Só a partir dos anos 20 é que o chocolate começa a ter um pouco mais de popularidade entre a generalidade dos portugueses, apesar da primeira fábrica moderna desta guloseima ter sido inaugurada em 1886 — “foi trazida por uns espanhóis, era na esquina da Avenida Dom Carlos I com a 24 de Julho, em Lisboa”, conta Fátima. Aos poucos, o chocolate generalizou-se em Portugal, principalmente através da associação “a festas como o Natal ou a Páscoa” — até mesmo às festas que “importávamos, como o Dia dos Namorados”. É curioso pensar que este produto doce feito de cacau foi substituindo “o pão doce e não doce”, que antes se costumava usar para fazer “as figuras comestíveis dos bichos ou dos corações” que se ofereciam nessas datas especiais.

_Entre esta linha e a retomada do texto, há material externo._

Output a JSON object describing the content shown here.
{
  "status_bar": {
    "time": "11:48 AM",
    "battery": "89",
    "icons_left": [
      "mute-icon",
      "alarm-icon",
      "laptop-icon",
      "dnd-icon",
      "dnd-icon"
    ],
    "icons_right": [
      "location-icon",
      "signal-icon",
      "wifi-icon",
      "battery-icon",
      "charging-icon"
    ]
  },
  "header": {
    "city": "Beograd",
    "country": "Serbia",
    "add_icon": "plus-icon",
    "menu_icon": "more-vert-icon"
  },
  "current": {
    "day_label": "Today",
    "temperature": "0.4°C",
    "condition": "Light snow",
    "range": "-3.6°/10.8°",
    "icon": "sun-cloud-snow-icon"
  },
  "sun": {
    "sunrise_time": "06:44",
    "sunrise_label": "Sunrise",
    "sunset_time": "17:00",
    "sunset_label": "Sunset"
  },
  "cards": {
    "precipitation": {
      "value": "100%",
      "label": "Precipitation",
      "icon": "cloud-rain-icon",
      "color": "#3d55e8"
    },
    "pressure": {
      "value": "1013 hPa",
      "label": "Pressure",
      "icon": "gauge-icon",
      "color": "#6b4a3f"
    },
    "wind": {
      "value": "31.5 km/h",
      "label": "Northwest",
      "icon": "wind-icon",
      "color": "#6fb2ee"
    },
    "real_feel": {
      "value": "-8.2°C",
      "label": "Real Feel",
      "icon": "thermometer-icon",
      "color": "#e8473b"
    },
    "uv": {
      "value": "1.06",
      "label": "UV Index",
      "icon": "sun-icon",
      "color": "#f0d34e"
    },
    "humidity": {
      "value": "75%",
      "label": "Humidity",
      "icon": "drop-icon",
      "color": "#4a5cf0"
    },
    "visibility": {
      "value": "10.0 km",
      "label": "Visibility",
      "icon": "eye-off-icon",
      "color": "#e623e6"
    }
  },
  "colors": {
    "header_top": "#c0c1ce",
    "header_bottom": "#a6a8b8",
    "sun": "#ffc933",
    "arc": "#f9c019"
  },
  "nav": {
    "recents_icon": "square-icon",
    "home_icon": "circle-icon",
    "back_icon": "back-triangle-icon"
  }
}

A vida é como uma caixa de chocolates
As informações que chegaram aos tempos de hoje mostram que já na época medieval se ofereciam guloseimas aos respetivos amores. Charles, o duque de Orleães, por exemplo, escreveu o primeiro poema de amor associado ao Dia de São Valentim em 1415, quando estava preso na Torre de Londres e procurava comunicar com a sua esposa. Ainda assim, é preciso andar para a frente no tempo, até à Inglaterra vitoriana, para perceber como surge a noção mais forte do chocolate enquanto comida do romance, principalmente no Dia dos Namorados.
Richard Cadbury, o fundador da homónima empresa britânica de chocolate, terá sido o principal responsável por tornar o Dia dos Namorados em algo tão doce. Em 1861, a sua Cadbury teve a ideia de enfiar uma série de bombons de chocolate numa caixa em forma de coração a propósito do afamado dia 14 de fevereiro. Cadury defendia que era um presente rentável mesmo depois dos chocolates acabarem, já que os presenteados com estes corações podiam encher as caixas com lembranças dos seus amantes, uma vez esvaziadas.
No início do século XX, porém, os norte-americanos cimentaram ainda mais esta relação com a invenção dos “Kisses” da chocolateira Hershey, pequenos bombons com uma forma cónica achatada que vêm embrulhados em prata. Daí até aos dias de hoje o crescimento desta relação deu-se de forma intensa: que refeição do Dia dos Namorados estaria completa, por exemplo, sem o já clássico fondant de chocolate?
Por muito que se pense que esta ligação é um capricho exclusivo do mundo ocidental, a realidade não é bem assim, basta olhar para o Japão, por exemplo. Na década de 1950, começou a surgir uma tradição curiosa entre os doceiros nipónicos: no Dia dos Namorados faziam e vendiam chocolates em forma de coração especialmente direcionados às mulheres. A ideia era dar às compradoras destas guloseimas uma oportunidade de fazerem uma “kokuhaku”, ou seja, uma “confissão” de amor — algo que inicialmente foi visto como sendo inadequado para o comportamento de uma senhora de respeito, ideia que desde então se foi desvanecendo. Ao contrário da popularidade do chocolate no dia de São Valentim, algo que continua, ano a pós ano, a motivar milhões de vendas desta guloseima.